This tool is designed to extract spatial entities and scales from unstructured text input, using a
- 🧠 LLM (Large Language Model) and a
- 🌐 Geocoder: the Open Source Photon geocoding service provided by Komoot that is based on OpenStreetMap (OSM).
The SSP tool outputs location names, types, and extents based on the user's query.
- We use LLM to extract spatial entities from a text input, which may include one or multiple entities. Additionally, if feasible, we determine the spatial scale of these entities, categorized as 'Local,' 'City,' 'Regional,' 'National,' 'Continental,' or 'Global.'"

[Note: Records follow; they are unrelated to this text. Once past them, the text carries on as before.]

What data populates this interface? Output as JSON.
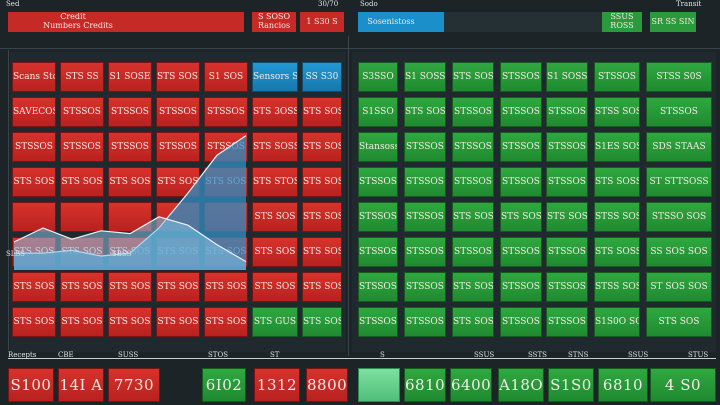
{
  "window": {
    "title_left": "Sed",
    "title_center": "30/70",
    "title_mid": "Sodo",
    "title_right": "Transit"
  },
  "header": {
    "red_banner": {
      "line1": "Credit",
      "line2": "Numbers   Credits"
    },
    "red_box1": {
      "line1": "S SOSO",
      "line2": "Rancios"
    },
    "red_box2": {
      "line1": "1 S30 S"
    },
    "blue_banner": {
      "text": "Sosenistoss"
    },
    "green_box1": {
      "line1": "SSUS",
      "line2": "ROSS"
    },
    "green_box2": {
      "line1": "SR SS SIN"
    }
  },
  "left_grid": {
    "rows": [
      [
        "Scans Stocks",
        "STS SS",
        "S1 SOSE",
        "STS SOS SO",
        "S1 SOS",
        "Sensors Stocks",
        "SS S30"
      ],
      [
        "SAVECOS",
        "STSSOS",
        "STSSOS",
        "STSSOS",
        "STSSOS",
        "STS 3OSSES",
        "STS SOS"
      ],
      [
        "STSSOS",
        "STSSOS",
        "STSSOS",
        "STSSOS",
        "STSSOS",
        "STS SOSS",
        "STS SOS"
      ],
      [
        "STS SOS",
        "STS SOS",
        "STS SOS",
        "STS SOS",
        "STS SOS",
        "STS STOSS",
        "STS SOS"
      ],
      [
        "",
        "",
        "",
        "",
        "",
        "STS SOS",
        "STS SOS"
      ],
      [
        "STS SOS",
        "STS SOS",
        "STS SOS",
        "STS SOS",
        "STS SOS",
        "STS SOS",
        "STS SOS"
      ],
      [
        "STS SOS",
        "STS SOS",
        "STS SOS",
        "STS SOS",
        "STS SOS",
        "STS SOS",
        "STS SOS"
      ],
      [
        "STS SOS",
        "STS SOS",
        "STS SOS",
        "STS SOS",
        "STS SOS",
        "STS GUS",
        "STS SOS"
      ]
    ]
  },
  "right_grid": {
    "rows": [
      [
        "S3SSO",
        "S1 SOSS",
        "STS SOS",
        "STSSOS",
        "S1 SOSS",
        "STSSOS",
        "STSS S0S"
      ],
      [
        "S1SSO",
        "STS SOS",
        "STSSOS",
        "STSSOS",
        "STSSOS",
        "STSS SOS",
        "STSSOS"
      ],
      [
        "Stansoss",
        "STSSOS",
        "STSSOS",
        "STSSOS",
        "STSSOS",
        "S1ES SOSS",
        "SDS STAAS"
      ],
      [
        "STSSOS",
        "STSSOS",
        "STSSOS",
        "STSSOS",
        "STSSOS",
        "STS SOSS",
        "ST STTSOSS"
      ],
      [
        "STSSOS",
        "STSSOS",
        "STS SOS",
        "STS SOS",
        "STS SOS",
        "STSS SOS",
        "STSSO SOS"
      ],
      [
        "STSSOS",
        "STSSOS",
        "STSSOS",
        "STSSOS",
        "STSSOS",
        "STS SOSS",
        "SS SOS SOS"
      ],
      [
        "STSSOS",
        "STSSOS",
        "STS SOS",
        "STSSOS",
        "STSSOS",
        "STSS SOSS",
        "ST SOS SOS"
      ],
      [
        "STSSOS",
        "STSSOS",
        "STS SOS",
        "STSSOS",
        "STSSOS",
        "S1S0O SOS",
        "STS SOS"
      ]
    ]
  },
  "chart_labels": {
    "left": "SLSS",
    "mid": "SBSS"
  },
  "status_bar": {
    "items": [
      "Recepts",
      "CBE",
      "SUSS",
      "STOS",
      "ST",
      "S",
      "SSUS",
      "SSTS",
      "STNS",
      "SSUS",
      "STUS"
    ]
  },
  "bottom_tiles": [
    {
      "text": "S100"
    },
    {
      "text": "14I A"
    },
    {
      "text": "7730"
    },
    {
      "text": "6I02"
    },
    {
      "text": "1312"
    },
    {
      "text": "8800"
    },
    {
      "text": ""
    },
    {
      "text": "6810"
    },
    {
      "text": "6400"
    },
    {
      "text": "A18O"
    },
    {
      "text": "S1S0"
    },
    {
      "text": "6810"
    },
    {
      "text": "4 S0"
    }
  ],
  "chart_data": {
    "type": "area",
    "series": [
      {
        "values": [
          12,
          12,
          14,
          10,
          12,
          30,
          55,
          82,
          96
        ]
      },
      {
        "values": [
          20,
          30,
          22,
          28,
          26,
          38,
          32,
          18,
          6
        ]
      }
    ],
    "colors": [
      "#2f8fc4",
      "#7fc2e6"
    ]
  },
  "colors": {
    "red": "#c62a26",
    "green": "#2a9a3c",
    "blue": "#1a8fc9",
    "background": "#1c2428"
  }
}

- Then, we use the Photon service to retrieve a list of candidates for the extracted entities. The candidate list includes a Bounding Box for each candidate. The tool uses
aiohttp
for asynchronous API calls to API intending to speed up these API calls. - Finally, we input the initial query along with the candidate list as context into a LLM and we let the LLM determine which candidate is the most relevant or suitable for the initial query.
- Clone the repository:
git clone https://github.com/simeonwetzel/SSP.git
- Install the required dependencies: pip install -r requirements.txt
To use this tool, you need to connect any Large Language Model (LLM) compatible with the langchain libary (see a list of available LLMs here). Below is an example of how to connect an LLM either using the OpenAI or the Groq API.
☝️ Please note that you have to install the respective packages in case of using another model (e.g. pip install langchain-cohere
for using a Cohere model).
import os
from langchain.llms import OpenAI
os.environ["OPENAI_API_KEY"] = <YOUR_OPENAI_API_KEY>
# Initialize the LLM
llm = OpenAI(temperature=0)
import os
from langchain_groq import ChatGroq
os.environ["OPENAI_API_KEY"] = <YOUR_KEY_GROQ_API_KEY>
# Initialize the LLM with Groq's Llama3 model
llm = ChatGroq(
model="llama3-70b-8192",
temperature=0,
max_tokens=None,
timeout=None,
max_retries=2
)
Once you have initialized your LLM, you can use the Spatial Scope Parser (SSP) tool to parse spatial queries from user input.
from ssp import SSP
# Initialize the SSP tool with your chosen LLM
parser = SSP(llm)
To extract spatial entities and scale from a user query, use the parse_spatial_scope
method:
user_query = "I need data for Berlin"
response = parser.parse_spatial_scope(user_query)
print(response)
{
"name": "Berlin",
"country": "Deutschland",
"type": "city",
"extent": [13.088345, 52.6755087, 13.7611609, 52.3382448]
}
The tool performs two key functions:
- Extract Spatial Entity & Scale: Extract spatial entities such as city, country, or region, and determine the spatial scale (e.g., "Local", "City", "National").
- Query OSM for Coordinates: Once a spatial entity is identified, the tool queries OpenStreetMap (OSM) to find the corresponding geographic details (name, country, type, extent).
You can also query OSM directly using the search_with_osm_query
method if you already know the spatial entity:
query_dict = {'spatial': 'Berlin', 'scale': 'City'}
results = parser.search_with_osm_query(query_dict)
print(results)
{
"original_query": "Berlin",
"scale": "City",
"results": {
"name": "Berlin",
"country": "Deutschland",
"type": "city",
"extent": [13.088345, 52.6755087, 13.7611609, 52.3382448]
}
}
One key limitation of this tool is its dependency on the Photon geocoding service provided by Komoot. In our tests, we have observed that most of the latency comes from querying this API.
While Photon is an open-source service, the performance of the tool may vary based on the availability and response times of the public API.
To have more control over the geocoding service and potentially improve latency, you can host the Photon API on your own resources. Since Photon is open source, you can deploy it locally or on a dedicated server. You can find detailed instructions and the code base in the Photon GitHub repository.
By hosting Photon yourself, you can:
- Optimize the server to meet your performance needs.
- Ensure availability and control over the service.
- Adjust the settings to fit your specific geocoding requirements.
- Geospatial Data Applications: Extract location-based information for mapping and data visualization.
- Spatial Search: Use the output of the parser as a search filter when searching for (meta)datasets
- Natural Language Interfaces: Use the tool to build chatbots or assistant applications that understand spatial queries.
Feel free to customize the LLM settings and query parsing logic to suit your specific use case.